Principal engineering through fast AI product discovery
I joined ChatSheet AI as Principal Engineer during a year of focused product experimentation. The team was exploring where AI could create practical leverage for users: not as a thin chat wrapper, but as backend-supported workflows that could search, retrieve, transform, and act on real business context.
That meant the engineering work had to support speed and change. Product assumptions were still moving, but the systems underneath could not be treated as disposable. Each MVP needed enough structure to prove the idea, support real usage, and give the team something reusable for the next iteration.
Making context searchable across CMSs
A major part of the work was enabling context search through vector databases across multiple CMS platforms. The product needed to understand and retrieve relevant content from different sources, then make that context available to AI workflows in a useful way.
I worked on the backend patterns behind that flow: ingesting content, representing it for retrieval, connecting it to vector search, and exposing it through product surfaces that could support LLM-driven workflows. The goal was to make context feel accessible to the product without forcing users or the team to manage the complexity of the retrieval layer directly.

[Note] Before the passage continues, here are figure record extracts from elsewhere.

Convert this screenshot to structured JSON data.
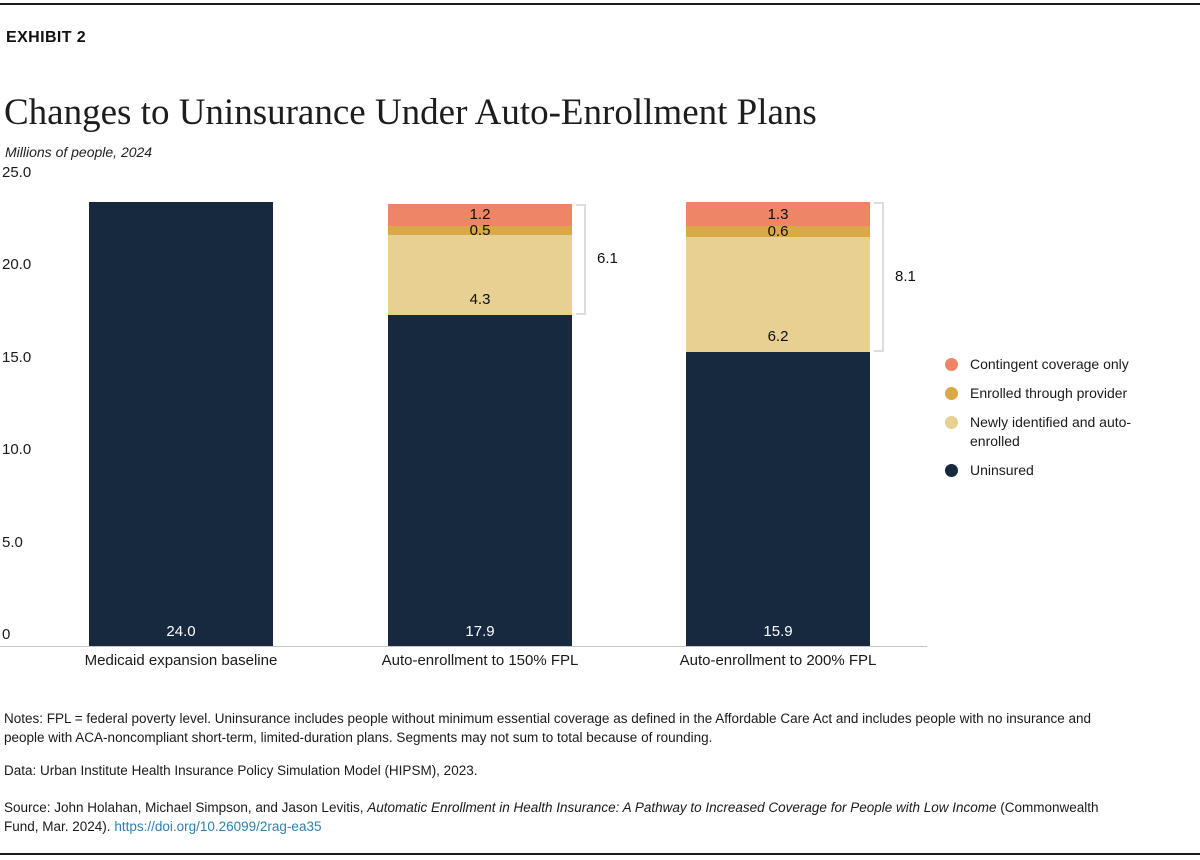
{
  "header": {
    "eyebrow": "EXHIBIT 2",
    "title": "Changes to Uninsurance Under Auto-Enrollment Plans",
    "subtitle": "Millions of people, 2024"
  },
  "chart_data": {
    "type": "bar",
    "stacked": true,
    "title": "Changes to Uninsurance Under Auto-Enrollment Plans",
    "subtitle": "Millions of people, 2024",
    "xlabel": "",
    "ylabel": "Millions of people",
    "ylim": [
      0,
      25
    ],
    "grid": false,
    "legend_position": "right",
    "segment_order": "top-to-bottom",
    "y_axis": {
      "ticks": [
        {
          "label": "25.0",
          "value": 25
        },
        {
          "label": "20.0",
          "value": 20
        },
        {
          "label": "15.0",
          "value": 15
        },
        {
          "label": "10.0",
          "value": 10
        },
        {
          "label": "5.0",
          "value": 5
        },
        {
          "label": "0",
          "value": 0
        }
      ]
    },
    "colors": {
      "contingent": "#EF8567",
      "provider": "#D8A946",
      "newly": "#E8CF92",
      "uninsured": "#16293F"
    },
    "bars": [
      {
        "category": "Medicaid expansion baseline",
        "segments": [
          {
            "key": "uninsured",
            "label": "24.0",
            "value": 24.0
          }
        ]
      },
      {
        "category": "Auto-enrollment to 150% FPL",
        "bracket_label": "6.1",
        "segments": [
          {
            "key": "contingent",
            "label": "1.2",
            "value": 1.2
          },
          {
            "key": "provider",
            "label": "0.5",
            "value": 0.5
          },
          {
            "key": "newly",
            "label": "4.3",
            "value": 4.3
          },
          {
            "key": "uninsured",
            "label": "17.9",
            "value": 17.9
          }
        ]
      },
      {
        "category": "Auto-enrollment to 200% FPL",
        "bracket_label": "8.1",
        "segments": [
          {
            "key": "contingent",
            "label": "1.3",
            "value": 1.3
          },
          {
            "key": "provider",
            "label": "0.6",
            "value": 0.6
          },
          {
            "key": "newly",
            "label": "6.2",
            "value": 6.2
          },
          {
            "key": "uninsured",
            "label": "15.9",
            "value": 15.9
          }
        ]
      }
    ],
    "legend": [
      {
        "key": "contingent",
        "label": "Contingent coverage only"
      },
      {
        "key": "provider",
        "label": "Enrolled through provider"
      },
      {
        "key": "newly",
        "label": "Newly identified and auto-enrolled"
      },
      {
        "key": "uninsured",
        "label": "Uninsured"
      }
    ]
  },
  "footer": {
    "notes": "Notes: FPL = federal poverty level. Uninsurance includes people without minimum essential coverage as defined in the Affordable Care Act and includes people with no insurance and people with ACA-noncompliant short-term, limited-duration plans. Segments may not sum to total because of rounding.",
    "data_line": "Data: Urban Institute Health Insurance Policy Simulation Model (HIPSM), 2023.",
    "source": {
      "prefix": "Source: John Holahan, Michael Simpson, and Jason Levitis, ",
      "work_title": "Automatic Enrollment in Health Insurance: A Pathway to Increased Coverage for People with Low Income",
      "suffix": " (Commonwealth Fund, Mar. 2024). ",
      "link": "https://doi.org/10.26099/2rag-ea35"
    }
  },
  "colors": {
    "link": "#2E80B0",
    "text": "#1A1A1A"
  }
}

Shipping multiple MVPs without losing the system
Across the engagement, I helped ship multiple MVPs while keeping the backend adaptable. Some work leaned into Go, some into Ruby on Rails, and some into the integration layer between AI services, CMS data, and product workflows.
My role was to stay close to both architecture and implementation. I shaped service boundaries, data flows, and integration decisions, then wrote the code needed to get those decisions into production. That balance mattered because the team needed momentum, not architecture documents that sat apart from the build.
The engineering tradeoff
The core tradeoff was speed versus continuity. In early-stage AI products, it is easy to move quickly by building each experiment as a one-off. That works until the team finds traction and has to carry the system forward.
For ChatSheet AI, I focused on backend choices that preserved learning. The systems supported fast MVP delivery, but they also gave the team reusable patterns for retrieval, integrations, and AI workflow infrastructure as the product direction evolved.